Un rapport critique de la Cour des comptes
Ce point presse intervient une semaine après la fuite, dans la presse, et plus précisément dans les colonnes de nos confrères de Marsactu, d'un rapport critique de la Cour des comptes. Ce rapport d'évaluation du plan Marseille en grand, en est à sa version provisoire. D'ores-et-déjà, les conclusions des magistrats financiers sont qualifiées de "sévères" par nos confrères. Des critiques semblent faites à la gestion de ce projet et à son approximation. Des faiblesses sont relevées. Mais ce rapport ne paraîtra au grand public que dans quelques mois : le temps pour les services de l'État et les collectivités concernées d'y répondre.
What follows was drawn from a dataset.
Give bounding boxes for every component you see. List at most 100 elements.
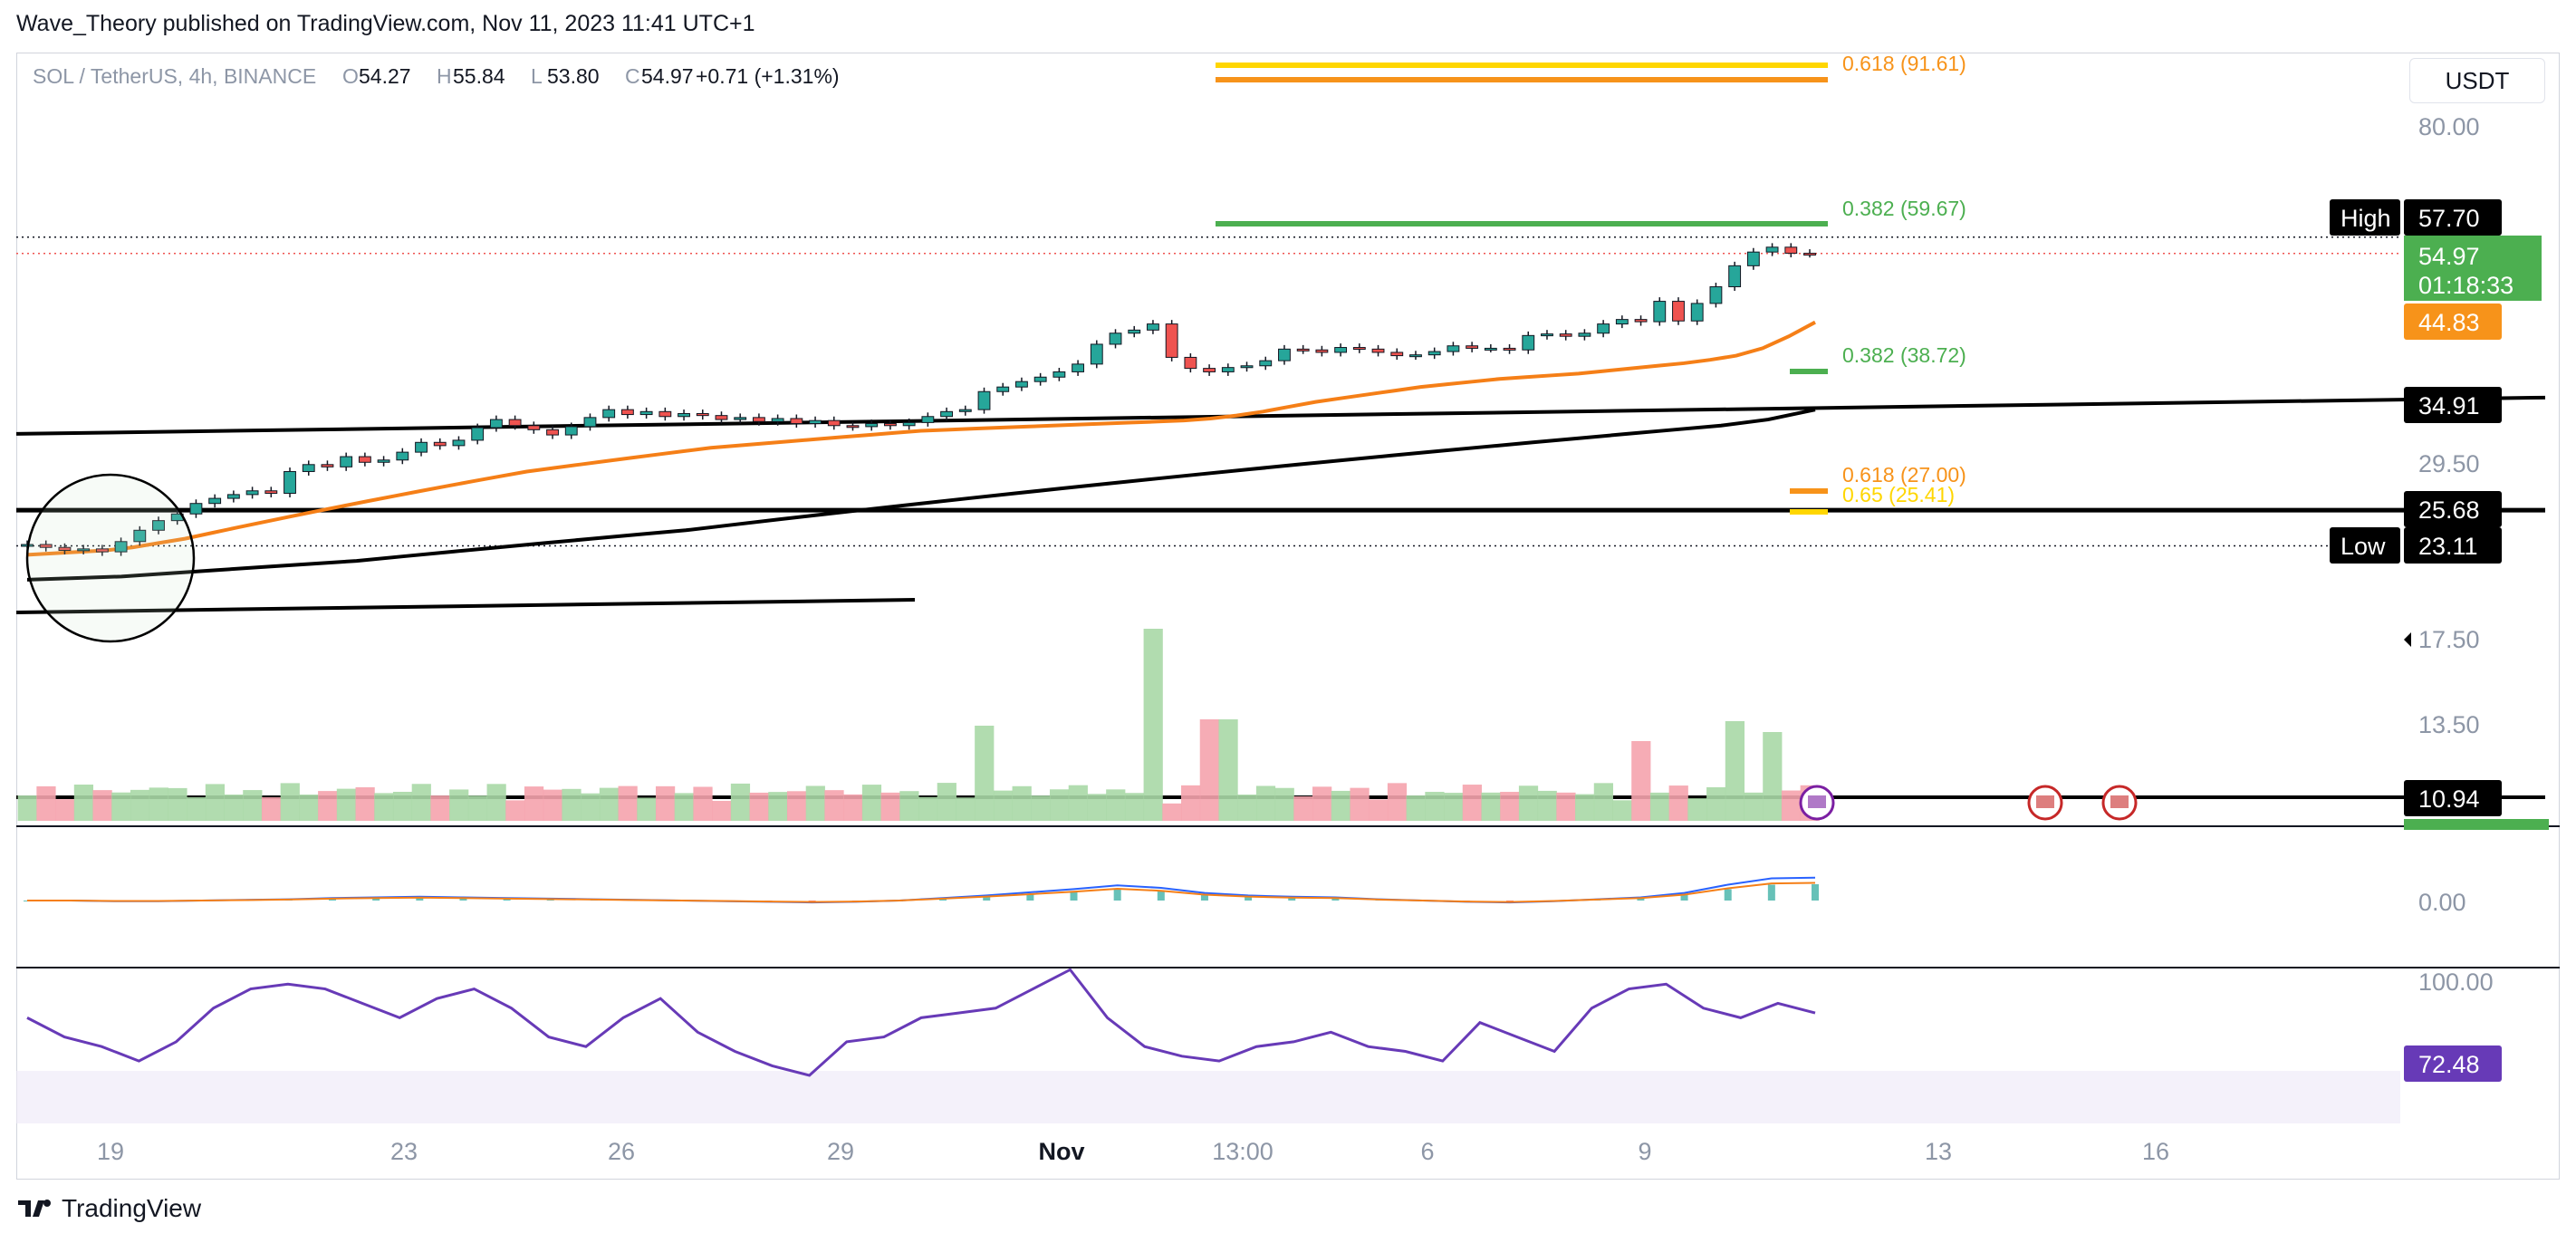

Vaste question du financement
Le plan Marseille en grand est budgétisé à hauteur cinq milliards d'euros. Et puis il faut répartir entre les différentes catégories. La présidente de la Métropole avait demandé à l'État plus d'argent pour le volet transports. Interrogée à ce sujet, elle répond aux médias : "ce n'est plus un problème l'argent. Aujourd'hui, il nous a été donné par l'État et après, c'est à nous de le dépenser. Moi, quand on me donne un milliard, je dis merci. J'en avais demandé trois, pour tout vous dire. J'en ai obtenu un, je prends, je dépense vite, et après j'en demanderai un autre." Martine Vassale ajoute : "je crois que les habitants de cette Métropole n’en ont rien à faire de savoir qui fait quoi. Ce qu’ils veulent, c’est que ce soit fait maintenant et qu’ils puissent laisser leur voiture au garage pour prendre les transports en commun en quinze minutes et se rendre d’un point A à un point B : c’est notre objectif."
Un retard incommensurable
Les travaux ont bel et bien avancé dans différents endroits, comme peuvent le constater les Marseillais aux abords de la place Castellane par exemple, ou encore les Aubagnais au niveau du projet "Valtram". Mais l'ambition est immense. Benoît Payan reconnaît : "on avait, et on a encore, vingt ans de retard sur la question des transports. Nous sommes ici dans un dépôt, celui de la Rose, où un métro a été inauguré quand je n’étais pas encore né, en 1977, par Gaston Defferre. Depuis, plus rien." Et d'assurer : "c'est la ville la plus polluée du pays, on fait cinq fois Lyon et on a deux lignes de métro, on avait un retard qui n'était pas acceptable et donc on va rattraper, on va rattraper, on va rattraper". Pour ce qui est du calendrier, Martine Vassale promet : "on le dit tous les trois : on trouve que c’est trop long et trop embêtant. (…) On aimerait aller encore plus vite, mais il y a des délais techniques qui sont incompressibles."
S'il y a une avancée à noter : c'est celle des réunions, qui seront plus régulières. Ce GIP devait se réunir tous les dix-huit mois. Finalement, ce sera tous les trois mois, ont annoncé les trois élus ce jeudi 14 mars. Une façon de suivre de plus près, l'avancée concrète de cet immense chantier.